I’m here on work, the video production that I love, an environment that mimics, in its intensity, energy, and pressure, this glorious place. Meanwhile, Dennis, back at the homestead with the kid, has written an elegy to our relationship.

We have always approached life from places so different, they can’t really be called opposites, which would have a sort of symmetry. To him, empty bookshelves represent ruin, dust, sadness. To me, they’re a fresh start; to quote Sondheim, “A blank canvas. So many possibilities.” In some cultures, white is the color of death, of bones bleached by the sun. To me, it is beautiful, a playground that imagination can populate with – well, anything.

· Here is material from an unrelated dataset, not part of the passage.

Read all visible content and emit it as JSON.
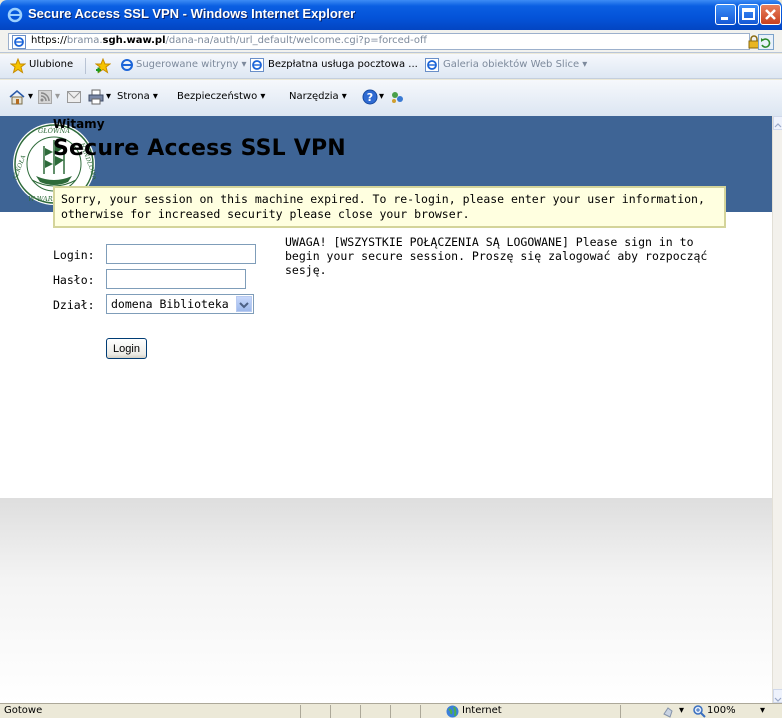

Dennis will travel at his own speed to his ultimate destination. For a time, it seemed that we were headed to the same place. It becomes clearer each day that, even if we were, our separate natures dictate vastly different methods of transportation. That, I think, is wonderful. We are utterly unique, as humans, as writers, as parents, each beautiful, each flawed, each striving for the best way to realize our own truths.

He says, correctly, that I smiled more easily. I hope, in time, he can do the same, that he can relax. Tension and sadness are heavy. Shed them, and one finds that lightness is far from unbearable, it is glorious. I wish him Godspeed.

It is 5:30 a.m. The air is crisp, vibrant. Outside, the sidewalks anticipate the dance of a million feet. Two of them are mine.